The system is modular and designed for experimentation, making it suitable for learning and extending AR and computer vision concepts.
- Real-time webcam feed processing
- Hand and keypoint detection using computer vision
- Static gesture classification using keypoint features
- Dynamic gesture interpretation using point-history tracking
- Real-time visualization using OpenCV
- Pre-trained TensorFlow / TFLite models for inference
- Jupyter notebooks for model training and experimentation
- Python
- OpenCV
- MediaPipe
- NumPy
- TensorFlow / Keras
- Jupyter Notebook
AR-Camera-Tracking-and-Interpreter-App/
│
├── app.py
│
├── utils/
│ ├── cvfpscalc.py
│ └── init.py
│
├── model/
│ ├── keypoint_classifier/
│ │ ├── keypoint_classifier.py
│ │ ├── keypoint_classifier.tflite
│ │ ├── keypoint_classifier.hdf5
│ │ ├── keypoint_classifier_labels.csv
│ │
│ ├── point_history_classifier/
│ │ ├── point_history_classifier.py
│ │ ├── point_history_classifier.tflite
│ │ ├── point_history_classifier.hdf5
│ │ ├── point_history_classifier_labels.csv
│
├── keypoint_classification.ipynb
├── point_history_classification.ipynb
└── README.md
-
Camera Capture
Captures frames from a live webcam feed using OpenCV. -
Keypoint Detection
Detects hand landmarks from each frame using MediaPipe. -
Feature Processing
- Normalizes keypoint coordinates
- Tracks point history across frames for motion analysis
-
Gesture Classification
- Static gestures are classified using the keypoint classifier
- Dynamic gestures are interpreted using the point-history classifier
-
Visualization
The classification results are rendered directly on the live video feed.
- Python 3.7 or higher
- Webcam access
Install required dependencies:
pip install opencv-python mediapipe numpy tensorflow
Run the Application
python app.py
A window will open showing the live camera feed with real-time gesture tracking and interpretation.
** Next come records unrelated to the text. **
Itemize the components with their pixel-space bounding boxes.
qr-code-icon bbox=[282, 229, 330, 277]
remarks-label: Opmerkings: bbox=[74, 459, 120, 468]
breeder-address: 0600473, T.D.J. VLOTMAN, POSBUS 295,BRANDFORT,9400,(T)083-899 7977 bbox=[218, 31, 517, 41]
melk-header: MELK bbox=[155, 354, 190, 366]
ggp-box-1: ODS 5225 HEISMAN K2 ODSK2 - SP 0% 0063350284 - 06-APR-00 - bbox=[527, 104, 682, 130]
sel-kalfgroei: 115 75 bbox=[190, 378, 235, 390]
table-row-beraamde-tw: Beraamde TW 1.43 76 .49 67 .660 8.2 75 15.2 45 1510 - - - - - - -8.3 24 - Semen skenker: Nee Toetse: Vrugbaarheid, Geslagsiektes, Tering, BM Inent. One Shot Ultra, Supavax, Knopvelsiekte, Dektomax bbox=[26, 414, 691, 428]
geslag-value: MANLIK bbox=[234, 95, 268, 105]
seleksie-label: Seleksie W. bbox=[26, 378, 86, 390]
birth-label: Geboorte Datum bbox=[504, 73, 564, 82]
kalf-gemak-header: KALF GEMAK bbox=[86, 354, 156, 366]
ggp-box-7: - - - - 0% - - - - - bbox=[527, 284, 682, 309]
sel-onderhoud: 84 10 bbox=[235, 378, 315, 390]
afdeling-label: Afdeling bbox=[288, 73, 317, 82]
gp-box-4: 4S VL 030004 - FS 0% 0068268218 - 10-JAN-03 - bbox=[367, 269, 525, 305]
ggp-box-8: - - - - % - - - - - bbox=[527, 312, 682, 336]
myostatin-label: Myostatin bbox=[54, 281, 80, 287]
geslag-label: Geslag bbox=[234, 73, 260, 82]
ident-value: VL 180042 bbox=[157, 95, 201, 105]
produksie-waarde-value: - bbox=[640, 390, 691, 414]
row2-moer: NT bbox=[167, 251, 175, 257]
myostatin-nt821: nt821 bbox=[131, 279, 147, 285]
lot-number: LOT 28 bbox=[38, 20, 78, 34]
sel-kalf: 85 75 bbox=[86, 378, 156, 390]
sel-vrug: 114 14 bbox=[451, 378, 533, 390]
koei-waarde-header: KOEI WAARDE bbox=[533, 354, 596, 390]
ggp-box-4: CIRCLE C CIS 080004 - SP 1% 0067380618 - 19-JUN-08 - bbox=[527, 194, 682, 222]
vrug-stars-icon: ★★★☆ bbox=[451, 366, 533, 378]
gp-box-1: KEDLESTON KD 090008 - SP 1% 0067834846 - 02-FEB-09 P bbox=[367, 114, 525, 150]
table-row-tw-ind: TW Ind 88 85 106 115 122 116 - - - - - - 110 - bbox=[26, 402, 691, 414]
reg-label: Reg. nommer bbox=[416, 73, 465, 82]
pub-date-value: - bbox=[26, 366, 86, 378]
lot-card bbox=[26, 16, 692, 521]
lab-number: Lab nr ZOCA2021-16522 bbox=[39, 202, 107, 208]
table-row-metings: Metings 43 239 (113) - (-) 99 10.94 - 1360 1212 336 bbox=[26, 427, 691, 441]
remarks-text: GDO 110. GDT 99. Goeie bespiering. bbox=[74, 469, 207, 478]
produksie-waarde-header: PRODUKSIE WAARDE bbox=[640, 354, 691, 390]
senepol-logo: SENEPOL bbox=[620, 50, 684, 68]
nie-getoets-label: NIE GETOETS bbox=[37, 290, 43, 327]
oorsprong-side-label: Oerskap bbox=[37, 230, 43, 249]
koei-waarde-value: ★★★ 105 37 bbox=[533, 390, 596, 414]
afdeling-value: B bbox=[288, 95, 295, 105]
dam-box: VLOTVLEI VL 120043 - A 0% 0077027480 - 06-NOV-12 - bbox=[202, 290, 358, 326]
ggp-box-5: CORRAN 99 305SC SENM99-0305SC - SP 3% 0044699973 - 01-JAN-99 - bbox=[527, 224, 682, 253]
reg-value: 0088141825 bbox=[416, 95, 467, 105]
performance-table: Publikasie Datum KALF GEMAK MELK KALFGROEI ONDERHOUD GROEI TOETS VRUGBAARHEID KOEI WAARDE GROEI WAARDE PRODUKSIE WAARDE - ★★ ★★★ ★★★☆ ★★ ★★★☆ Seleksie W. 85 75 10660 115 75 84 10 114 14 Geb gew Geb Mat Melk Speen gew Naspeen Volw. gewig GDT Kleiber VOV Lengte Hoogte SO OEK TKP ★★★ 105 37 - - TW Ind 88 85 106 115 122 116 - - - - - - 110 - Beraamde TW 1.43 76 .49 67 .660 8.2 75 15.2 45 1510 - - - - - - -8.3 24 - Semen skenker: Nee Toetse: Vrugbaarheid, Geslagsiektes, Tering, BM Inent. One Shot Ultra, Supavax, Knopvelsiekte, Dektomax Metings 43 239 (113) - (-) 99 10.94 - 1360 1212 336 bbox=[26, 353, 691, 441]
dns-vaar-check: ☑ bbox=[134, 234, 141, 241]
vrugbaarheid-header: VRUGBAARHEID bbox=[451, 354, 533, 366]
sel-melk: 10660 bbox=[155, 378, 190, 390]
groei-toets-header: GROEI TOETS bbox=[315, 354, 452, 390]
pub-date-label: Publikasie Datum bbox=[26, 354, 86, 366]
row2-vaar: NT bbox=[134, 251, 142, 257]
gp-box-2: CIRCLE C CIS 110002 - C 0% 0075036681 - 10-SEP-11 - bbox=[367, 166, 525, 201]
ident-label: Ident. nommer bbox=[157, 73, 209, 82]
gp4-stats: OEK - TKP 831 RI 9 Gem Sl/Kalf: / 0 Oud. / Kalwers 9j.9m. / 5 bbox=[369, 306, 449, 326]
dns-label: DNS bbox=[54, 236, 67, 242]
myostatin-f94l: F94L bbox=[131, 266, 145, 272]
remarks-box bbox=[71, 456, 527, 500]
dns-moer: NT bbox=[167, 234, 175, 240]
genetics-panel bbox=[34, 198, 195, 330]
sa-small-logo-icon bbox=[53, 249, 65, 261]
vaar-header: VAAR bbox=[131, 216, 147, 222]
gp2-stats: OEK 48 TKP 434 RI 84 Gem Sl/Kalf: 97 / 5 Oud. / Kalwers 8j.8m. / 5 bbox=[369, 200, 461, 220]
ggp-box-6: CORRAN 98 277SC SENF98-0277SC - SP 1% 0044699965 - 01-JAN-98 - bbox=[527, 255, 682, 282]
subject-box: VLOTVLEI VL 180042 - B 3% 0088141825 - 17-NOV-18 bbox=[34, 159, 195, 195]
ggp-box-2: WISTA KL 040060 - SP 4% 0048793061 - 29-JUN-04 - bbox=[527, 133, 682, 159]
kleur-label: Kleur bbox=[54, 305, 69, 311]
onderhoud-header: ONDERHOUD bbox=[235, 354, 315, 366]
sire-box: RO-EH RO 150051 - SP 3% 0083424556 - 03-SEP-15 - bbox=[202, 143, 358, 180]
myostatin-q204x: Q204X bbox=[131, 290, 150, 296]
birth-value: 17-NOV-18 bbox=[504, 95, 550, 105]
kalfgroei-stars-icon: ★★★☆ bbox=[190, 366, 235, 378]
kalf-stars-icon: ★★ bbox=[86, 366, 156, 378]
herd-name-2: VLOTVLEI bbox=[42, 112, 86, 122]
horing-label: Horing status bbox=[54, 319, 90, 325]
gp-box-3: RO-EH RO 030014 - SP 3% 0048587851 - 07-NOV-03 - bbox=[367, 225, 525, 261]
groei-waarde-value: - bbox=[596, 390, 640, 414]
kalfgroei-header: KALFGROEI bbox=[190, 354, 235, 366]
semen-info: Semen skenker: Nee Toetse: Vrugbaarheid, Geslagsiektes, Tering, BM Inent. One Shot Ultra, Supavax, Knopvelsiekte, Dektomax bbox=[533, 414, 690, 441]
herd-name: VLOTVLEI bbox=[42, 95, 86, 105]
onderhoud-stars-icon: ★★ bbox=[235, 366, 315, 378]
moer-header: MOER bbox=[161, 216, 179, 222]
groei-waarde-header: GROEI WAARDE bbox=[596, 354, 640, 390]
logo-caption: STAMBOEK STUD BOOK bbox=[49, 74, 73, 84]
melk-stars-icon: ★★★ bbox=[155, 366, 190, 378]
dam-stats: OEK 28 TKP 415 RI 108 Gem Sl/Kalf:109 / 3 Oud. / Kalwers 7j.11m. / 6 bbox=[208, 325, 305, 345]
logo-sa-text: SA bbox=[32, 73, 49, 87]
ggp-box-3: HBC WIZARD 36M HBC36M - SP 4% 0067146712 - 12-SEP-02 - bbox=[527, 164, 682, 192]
The project includes Jupyter notebooks for training and testing the classifiers:
jupyter notebook keypoint_classification.ipynb
jupyter notebook point_history_classification.ipynb
These notebooks cover:
-Data preprocessing
-Feature extraction
-Model training
-Model evaluation
-Exporting trained models
-Gesture-controlled user interfaces
-Augmented Reality interaction systems
-Human–Computer Interaction research
-Educational demonstrations of computer vision
-Real-time motion interpretation applications
-Designed for real-time performance on standard consumer hardware
-Modular architecture allows easy addition of new gestures and models
-Trained models can be replaced without modifying core application logic
This project is open-source.
This project uses MediaPipe for hand tracking, OpenCV for computer vision operations, and TensorFlow for model training and inference.